Search Docs by Keyword
R and RStudio on the FASRC clusters
What is R?
R is a language and environment for statistical computing and graphics. It is a GNU project which is similar to the S language and environment which was developed at Bell Laboratories (formerly AT&T, now Lucent Technologies) by John Chambers and colleagues. R can be considered as a different implementation of S. There are some important differences, but much code written for S runs unaltered under R.
There are several options to use R on the FASRC clusters:
- FASRC recommended method: RStudio Server stand-alone app on Open OnDemand
- Advanced users:
- R module from command line interface
- R module + RStudio Desktop application on Remote Desktop app on Open onDemand
- R in Jupyter
- R with Spack
We recommend using RStudio Server on Open OnDemand because it is the simplest way to install R packages (see RStudio Server). We only recommend R module and RStudio Desktop if:
- plan to run mpi/multi-node jobs
- need to choose specific compilers for R package installation
- you are an experienced user and know how to install software
RStudio Server
RStudio Server is our go-to RStudio app because it contains a wide range of precompiled R packages from bioconductor and rocker/tidyverse. This means that installing R packages in RStudio Server is pretty straightforward. Most times, it will be sufficient to simply:
> install.packages("package_name")
This simplicity was possible because RStudio Server runs inside a Singularity container, meaning that it does not use the host operating system (OS). For more information on Singularity, refer to our Singularity on the cluster docs.
Important notes:
- User-installed R libraries will be installed in
~/R/ifxrstudio/\<IMAGE_TAG\>
- This app contains many pre-compiled packages from bioconductor and rocker/tidyverse.

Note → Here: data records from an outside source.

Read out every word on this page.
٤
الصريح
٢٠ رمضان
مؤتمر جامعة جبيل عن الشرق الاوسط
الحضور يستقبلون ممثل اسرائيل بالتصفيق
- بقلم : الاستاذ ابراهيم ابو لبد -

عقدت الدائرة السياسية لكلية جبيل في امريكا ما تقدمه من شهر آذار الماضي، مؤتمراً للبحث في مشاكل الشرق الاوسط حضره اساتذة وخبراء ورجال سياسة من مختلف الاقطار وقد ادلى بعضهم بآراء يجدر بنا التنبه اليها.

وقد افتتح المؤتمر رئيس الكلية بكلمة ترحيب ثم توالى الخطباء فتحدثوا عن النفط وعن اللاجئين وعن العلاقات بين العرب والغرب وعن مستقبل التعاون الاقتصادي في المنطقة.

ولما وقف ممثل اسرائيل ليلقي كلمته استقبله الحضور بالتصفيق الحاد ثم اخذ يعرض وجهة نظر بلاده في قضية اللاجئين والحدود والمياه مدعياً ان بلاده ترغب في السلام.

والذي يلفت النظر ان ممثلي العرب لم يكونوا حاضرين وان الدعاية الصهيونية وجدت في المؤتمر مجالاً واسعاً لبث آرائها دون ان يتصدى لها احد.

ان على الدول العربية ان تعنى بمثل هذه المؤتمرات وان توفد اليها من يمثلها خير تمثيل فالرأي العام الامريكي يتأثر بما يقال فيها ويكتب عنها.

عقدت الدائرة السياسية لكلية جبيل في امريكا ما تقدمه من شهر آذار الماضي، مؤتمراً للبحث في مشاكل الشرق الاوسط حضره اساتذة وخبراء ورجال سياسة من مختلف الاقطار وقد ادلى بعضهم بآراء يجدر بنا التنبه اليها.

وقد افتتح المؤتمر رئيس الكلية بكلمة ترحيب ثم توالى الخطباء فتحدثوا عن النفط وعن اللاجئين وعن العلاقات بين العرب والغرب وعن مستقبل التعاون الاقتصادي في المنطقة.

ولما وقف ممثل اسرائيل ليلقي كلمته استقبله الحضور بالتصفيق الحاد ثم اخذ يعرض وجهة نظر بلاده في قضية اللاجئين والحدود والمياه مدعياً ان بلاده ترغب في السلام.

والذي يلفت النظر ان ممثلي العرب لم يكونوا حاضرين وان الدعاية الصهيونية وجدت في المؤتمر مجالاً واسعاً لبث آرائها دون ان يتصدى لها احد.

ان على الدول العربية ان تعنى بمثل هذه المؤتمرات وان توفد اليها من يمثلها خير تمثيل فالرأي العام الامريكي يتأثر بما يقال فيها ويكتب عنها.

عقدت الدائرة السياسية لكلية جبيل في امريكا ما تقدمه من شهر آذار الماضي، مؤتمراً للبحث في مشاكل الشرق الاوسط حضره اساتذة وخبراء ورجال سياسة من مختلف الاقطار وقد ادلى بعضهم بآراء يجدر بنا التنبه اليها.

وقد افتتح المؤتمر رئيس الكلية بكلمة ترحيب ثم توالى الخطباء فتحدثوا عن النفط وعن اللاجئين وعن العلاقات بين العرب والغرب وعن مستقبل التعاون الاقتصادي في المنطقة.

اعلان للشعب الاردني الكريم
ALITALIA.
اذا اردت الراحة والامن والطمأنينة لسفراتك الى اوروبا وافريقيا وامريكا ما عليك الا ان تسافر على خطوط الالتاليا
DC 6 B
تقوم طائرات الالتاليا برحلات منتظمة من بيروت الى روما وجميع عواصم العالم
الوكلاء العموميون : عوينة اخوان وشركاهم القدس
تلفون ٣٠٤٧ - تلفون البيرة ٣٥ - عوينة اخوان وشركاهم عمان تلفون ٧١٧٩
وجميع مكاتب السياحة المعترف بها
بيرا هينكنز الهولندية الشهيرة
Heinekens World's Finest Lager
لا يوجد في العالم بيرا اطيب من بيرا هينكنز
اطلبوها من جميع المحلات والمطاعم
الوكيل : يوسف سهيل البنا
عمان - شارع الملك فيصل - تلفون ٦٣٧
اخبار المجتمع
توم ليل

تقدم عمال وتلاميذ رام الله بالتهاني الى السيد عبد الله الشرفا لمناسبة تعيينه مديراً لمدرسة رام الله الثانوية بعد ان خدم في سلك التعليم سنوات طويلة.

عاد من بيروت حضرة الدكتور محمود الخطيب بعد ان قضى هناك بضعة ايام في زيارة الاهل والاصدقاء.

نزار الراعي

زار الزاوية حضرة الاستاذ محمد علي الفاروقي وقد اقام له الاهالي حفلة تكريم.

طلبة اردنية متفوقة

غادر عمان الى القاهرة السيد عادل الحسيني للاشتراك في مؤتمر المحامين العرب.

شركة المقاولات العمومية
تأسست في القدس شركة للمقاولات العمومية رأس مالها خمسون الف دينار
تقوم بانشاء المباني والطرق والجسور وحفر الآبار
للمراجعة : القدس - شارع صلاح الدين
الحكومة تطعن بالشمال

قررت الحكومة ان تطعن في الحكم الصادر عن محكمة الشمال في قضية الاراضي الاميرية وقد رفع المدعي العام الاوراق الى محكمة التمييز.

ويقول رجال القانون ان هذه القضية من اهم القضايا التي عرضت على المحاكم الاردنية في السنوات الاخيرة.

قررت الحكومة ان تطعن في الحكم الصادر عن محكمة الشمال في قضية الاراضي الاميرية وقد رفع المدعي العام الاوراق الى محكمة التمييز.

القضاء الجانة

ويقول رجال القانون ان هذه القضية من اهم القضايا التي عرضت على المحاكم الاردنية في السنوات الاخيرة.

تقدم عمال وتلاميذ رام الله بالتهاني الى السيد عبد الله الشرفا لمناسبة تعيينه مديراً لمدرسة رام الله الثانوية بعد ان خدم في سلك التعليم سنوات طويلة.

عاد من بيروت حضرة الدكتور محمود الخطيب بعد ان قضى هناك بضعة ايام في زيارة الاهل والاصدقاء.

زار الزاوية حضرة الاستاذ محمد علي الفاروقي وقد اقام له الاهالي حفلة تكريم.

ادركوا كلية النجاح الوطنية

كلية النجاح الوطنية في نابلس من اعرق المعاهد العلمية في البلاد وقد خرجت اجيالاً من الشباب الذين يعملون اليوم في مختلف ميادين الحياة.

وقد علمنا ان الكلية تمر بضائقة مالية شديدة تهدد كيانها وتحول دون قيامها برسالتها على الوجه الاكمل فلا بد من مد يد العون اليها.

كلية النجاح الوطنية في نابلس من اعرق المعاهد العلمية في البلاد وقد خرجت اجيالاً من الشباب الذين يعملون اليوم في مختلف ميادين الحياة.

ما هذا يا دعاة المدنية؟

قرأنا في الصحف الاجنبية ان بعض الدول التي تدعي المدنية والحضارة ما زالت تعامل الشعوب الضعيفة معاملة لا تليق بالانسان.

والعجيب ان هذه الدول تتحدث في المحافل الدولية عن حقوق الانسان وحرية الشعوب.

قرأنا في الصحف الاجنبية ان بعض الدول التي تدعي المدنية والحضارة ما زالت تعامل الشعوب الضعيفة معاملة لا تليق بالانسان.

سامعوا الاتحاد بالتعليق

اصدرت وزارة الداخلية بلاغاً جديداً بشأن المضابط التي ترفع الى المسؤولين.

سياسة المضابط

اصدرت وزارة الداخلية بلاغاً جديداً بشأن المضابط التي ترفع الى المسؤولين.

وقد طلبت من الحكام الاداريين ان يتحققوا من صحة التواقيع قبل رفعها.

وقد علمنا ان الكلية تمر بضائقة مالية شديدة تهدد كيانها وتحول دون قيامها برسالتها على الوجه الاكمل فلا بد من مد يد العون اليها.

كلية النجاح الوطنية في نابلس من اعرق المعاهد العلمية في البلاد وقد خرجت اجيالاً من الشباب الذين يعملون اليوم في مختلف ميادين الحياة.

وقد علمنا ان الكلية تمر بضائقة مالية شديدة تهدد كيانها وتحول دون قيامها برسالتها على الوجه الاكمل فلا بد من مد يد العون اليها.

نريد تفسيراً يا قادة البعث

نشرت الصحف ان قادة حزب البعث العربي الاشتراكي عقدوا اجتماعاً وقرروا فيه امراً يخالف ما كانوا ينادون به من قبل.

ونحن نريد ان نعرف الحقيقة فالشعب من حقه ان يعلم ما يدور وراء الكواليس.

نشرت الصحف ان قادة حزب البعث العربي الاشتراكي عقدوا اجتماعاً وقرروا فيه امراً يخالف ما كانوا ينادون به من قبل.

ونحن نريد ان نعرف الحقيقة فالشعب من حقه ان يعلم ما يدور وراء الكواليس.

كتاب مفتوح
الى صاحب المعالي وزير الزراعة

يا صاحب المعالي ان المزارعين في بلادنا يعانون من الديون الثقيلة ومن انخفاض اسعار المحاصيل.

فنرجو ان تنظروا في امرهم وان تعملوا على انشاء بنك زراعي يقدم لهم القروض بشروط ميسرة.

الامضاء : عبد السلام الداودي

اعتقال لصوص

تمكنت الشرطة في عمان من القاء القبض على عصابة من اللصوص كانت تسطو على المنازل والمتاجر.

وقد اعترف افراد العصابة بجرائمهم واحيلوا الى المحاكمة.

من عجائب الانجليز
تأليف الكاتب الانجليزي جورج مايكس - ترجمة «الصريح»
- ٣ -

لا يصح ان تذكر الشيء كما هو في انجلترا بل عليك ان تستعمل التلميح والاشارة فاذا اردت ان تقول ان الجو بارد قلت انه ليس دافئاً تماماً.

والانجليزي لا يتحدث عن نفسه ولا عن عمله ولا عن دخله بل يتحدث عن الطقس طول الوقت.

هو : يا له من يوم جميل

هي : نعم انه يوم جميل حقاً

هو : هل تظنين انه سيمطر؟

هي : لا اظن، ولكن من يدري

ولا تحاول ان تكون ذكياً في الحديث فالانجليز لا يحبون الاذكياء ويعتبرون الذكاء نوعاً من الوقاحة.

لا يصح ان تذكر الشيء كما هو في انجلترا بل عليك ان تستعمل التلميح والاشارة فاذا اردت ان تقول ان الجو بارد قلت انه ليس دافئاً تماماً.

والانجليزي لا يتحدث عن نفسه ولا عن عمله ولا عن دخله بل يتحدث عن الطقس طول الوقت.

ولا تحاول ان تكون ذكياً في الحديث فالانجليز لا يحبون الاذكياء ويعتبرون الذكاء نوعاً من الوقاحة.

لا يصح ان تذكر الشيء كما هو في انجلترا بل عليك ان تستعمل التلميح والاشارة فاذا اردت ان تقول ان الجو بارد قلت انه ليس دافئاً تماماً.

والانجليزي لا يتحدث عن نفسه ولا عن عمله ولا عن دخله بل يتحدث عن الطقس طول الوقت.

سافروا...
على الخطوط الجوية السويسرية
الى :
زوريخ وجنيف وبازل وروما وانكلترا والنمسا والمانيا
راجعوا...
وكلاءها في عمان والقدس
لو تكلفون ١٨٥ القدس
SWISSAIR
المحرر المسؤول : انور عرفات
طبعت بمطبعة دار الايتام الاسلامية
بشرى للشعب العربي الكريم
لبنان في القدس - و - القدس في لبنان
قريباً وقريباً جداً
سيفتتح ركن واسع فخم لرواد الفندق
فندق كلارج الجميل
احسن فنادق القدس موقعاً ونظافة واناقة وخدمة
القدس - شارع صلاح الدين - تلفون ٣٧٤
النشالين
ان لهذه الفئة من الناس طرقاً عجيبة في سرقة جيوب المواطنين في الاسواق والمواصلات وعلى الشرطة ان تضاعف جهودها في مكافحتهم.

- FAS RC environment modules (e.g.
module load
) and Slurm (e.g.sbatch
) are not accessible from this app. - For the RStudio with environment module and Slurm support, see RStudio Desktop
This app is useful for most applications, including multi-core jobs. However, it is not suitable for multi-node jobs. For multi-node jobs, the recommended app is RStudio Desktop.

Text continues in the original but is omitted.